UNITED STATES
SECURITIES AND EXCHANGE COMMISSION
Washington, D.C. 20549
FORM 8-K
CURRENT REPORT
Pursuant to Section 13 or 15(d) of the
Securities Exchange Act of 1934.
Date of Report: August 25, 2010
(Date of earliest event reported)
Oragenics, Inc
(Exact name of registrant as specified in its charter)
FL | 001-32188 | 59-3410522 | ||
(State or other jurisdiction of incorporation) |
(Commission File Number) |
(IRS Employer Identification Number) |
3000 Bayport Drive, Suite 685 Tampa, FL |
33607 | |
(Address of principal executive offices) | (Zip Code) |
813-286-7900
(Registrants telephone number, including area code)
Not Applicable
(Former Name or Former Address, if changed since last report)

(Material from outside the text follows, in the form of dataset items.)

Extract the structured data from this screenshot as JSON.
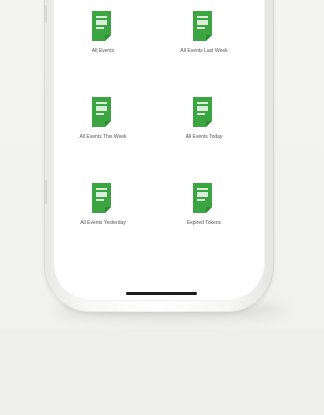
{
  "theme": {
    "icon_color": "#3aa541",
    "icon_dark": "#2b8d34",
    "icon_light": "#d8eed9"
  },
  "menu": {
    "items": [
      {
        "label": "All Events",
        "icon": "document-icon"
      },
      {
        "label": "All Events Last Week",
        "icon": "document-icon"
      },
      {
        "label": "All Events This Week",
        "icon": "document-icon"
      },
      {
        "label": "All Events Today",
        "icon": "document-icon"
      },
      {
        "label": "All Events Yesterday",
        "icon": "document-icon"
      },
      {
        "label": "Expired Tokens",
        "icon": "document-icon"
      }
    ]
  }
}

Check the appropriate box below if the Form 8-K filing is intended to simultaneously satisfy the filing obligation of the registrant under any of the following provisions:
¨ | Written communications pursuant to Rule 425 under the Securities Act (17 CFR 230.425) |
¨ | Soliciting material pursuant to Rule 14a-12 under the Exchange Act (17 CFR 240.14a-12) |
¨ | Pre-commencement communications pursuant to Rule 14d-2(b) under the Exchange Act (17 CFR 240.14d-2(b)) |
¨ | Pre-commencement communications pursuant to Rule 13e-4(c) under the Exchange Act (17 CFR 240.13e-4(c)) |
Item 5.07 | SUBMISSION OF MATTERS TO A VOTE OF SECURITY HOLDERS. |
(a) | The 2010 annual meeting of shareholders of Oragenics, Inc. was held on August 25, 2010. |
(b) | At the annual meeting, the following proposals were voted on by our shareholders: |
PROPOSAL I: Election of Directors.
David Hirsch, Jeffrey Hillman, Christine Koski, Robert Koski, Charles Pope and Frederick Telling were elected as Directors, to serve until the our next annual meeting of shareholders or until their respective successors are elected and qualified or until their earlier resignation, removal from office or death. The votes were as follows:
For | Withheld | Broker Non-Votes | ||||
David Hirsch |
73,274,113 | 11,140,180 | 9,617,403 | |||
Jeffrey Hillman |
73,270,113 | 11,144,180 | 9,617,403 | |||
Christine Koski |
84,223,428 | 190,865 | 9,617,403 | |||
Robert Koski |
84,216,408 | 197,885 | 9,617,403 | |||
Charles Pope |
84,269,993 | 144,300 | 9,617,403 | |||
Frederick Telling |
84,308,493 | 105,800 | 9,617,403 |
PROPOSAL II: Approval of an amendment to our Articles of Incorporation to effect a reverse stock split of our common stock at the discretion of our Board of Directors
Our shareholders approved an amendment to our Articles of Incorporation to effect a reverse stock split of our common stock by a ratio of not less than one-for-two and not more than one-for-twenty with the exact ratio to be set at a whole number within this range to be determined by our Board of Directors in its discretion and to authorize our Board of Directors to implement the reverse stock split at any time prior to the date of the next annual meeting of shareholders by filing an amendment to our articles of incorporation. The votes were as follows:
FOR |
81,315,428 | |
AGAINST |
12,646,317 | |
ABSTAIN |
69,951 | |
BROKER NON-VOTES |
|
SIGNATURES
In accordance with the requirements of the Exchange Act, the registrant caused this report to be signed on its behalf by the undersigned, thereunto duly authorized on this 30th day of August, 2010.